Two weeks after Hurricane Katrina hit New Orleans and the Gulf Coast, the public has become significantly more critical of the response by state and local governments in Mississippi and Louisiana. Currently, just 34% give state and local governments an excellent or good rating on their handling of the disaster, down from 41% last week. Public evaluations of the federal government’s response to the disaster are largely unchanged from last week ­ 37% positive, 61% negative.

Judgments about the performance of state and local governments are similar among Republicans and Democrats (34% positive for Republicans, 37% for Democrats), unlike views of the federal government’s response which are highly partisan. Similarly, whites and blacks have identical views about the state and local response, but blacks are much more negative than whites about how the federal government has dealt with the hurricane’s impact.

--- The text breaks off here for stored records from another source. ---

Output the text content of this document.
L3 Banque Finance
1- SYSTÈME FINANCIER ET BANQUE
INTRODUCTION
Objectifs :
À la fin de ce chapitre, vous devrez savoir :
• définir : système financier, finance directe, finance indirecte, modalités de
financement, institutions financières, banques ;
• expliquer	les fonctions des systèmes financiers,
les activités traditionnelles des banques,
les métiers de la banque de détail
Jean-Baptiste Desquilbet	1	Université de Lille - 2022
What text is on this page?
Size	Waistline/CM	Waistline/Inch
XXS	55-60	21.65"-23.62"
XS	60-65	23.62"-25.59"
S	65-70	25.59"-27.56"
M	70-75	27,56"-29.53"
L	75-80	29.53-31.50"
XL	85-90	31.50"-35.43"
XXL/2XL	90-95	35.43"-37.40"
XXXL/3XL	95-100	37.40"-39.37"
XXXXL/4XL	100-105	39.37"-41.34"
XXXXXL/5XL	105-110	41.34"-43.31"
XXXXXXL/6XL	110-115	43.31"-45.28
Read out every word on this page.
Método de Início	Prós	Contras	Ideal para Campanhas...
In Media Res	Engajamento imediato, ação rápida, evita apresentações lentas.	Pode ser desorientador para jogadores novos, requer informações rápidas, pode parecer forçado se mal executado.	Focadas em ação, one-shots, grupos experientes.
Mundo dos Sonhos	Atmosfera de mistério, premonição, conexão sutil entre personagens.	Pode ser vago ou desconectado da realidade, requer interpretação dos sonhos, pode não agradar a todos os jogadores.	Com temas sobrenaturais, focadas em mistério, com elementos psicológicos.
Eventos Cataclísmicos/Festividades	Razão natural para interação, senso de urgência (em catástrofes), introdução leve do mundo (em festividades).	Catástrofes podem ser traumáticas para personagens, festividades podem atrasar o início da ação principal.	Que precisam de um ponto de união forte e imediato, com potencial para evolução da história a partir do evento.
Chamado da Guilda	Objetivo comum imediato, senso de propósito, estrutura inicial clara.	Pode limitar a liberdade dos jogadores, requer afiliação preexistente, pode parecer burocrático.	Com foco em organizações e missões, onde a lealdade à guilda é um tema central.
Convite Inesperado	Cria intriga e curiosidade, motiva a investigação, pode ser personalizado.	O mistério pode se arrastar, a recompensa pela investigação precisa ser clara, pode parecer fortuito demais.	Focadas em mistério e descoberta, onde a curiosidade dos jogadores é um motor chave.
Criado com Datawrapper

The news media continue to get good evaluations for their coverage of the disaster, with 63% rating the press performance excellent or good ­ about the same as last week. While the hurricane’s aftermath continues to dominate the news, just 23% of those polled said news organizations are giving it too much coverage. Most said the level of coverage was about right (61%); 14% ­ including 29% of African-Americans ­ thought there had been too little coverage.

Despite the outpouring of sympathy and donations to the relief effort in the Gulf Coast region, the public is divided on the question of whether the federal government should help pay for rebuilding New Orleans. Just over half (51%) say it should, but 41% think it is too risky to rebuild the city in its present location. Modest majorities of Democrats (55%) and independents (53%) believe the federal government should help pay for rebuilding New Orleans, while Republicans are divided; 44% think the government should help, while 47% believe it is too risky.

There is a deeper partisan divide over whether the U.S. has sufficient military forces to fight effectively in Iraq and still respond to domestic crises like the hurricane. Seven-in-ten Republicans say the U.S. has enough forces to accomplish both missions; only about half as many Democrats and independents agree (32% and 38%, respectively).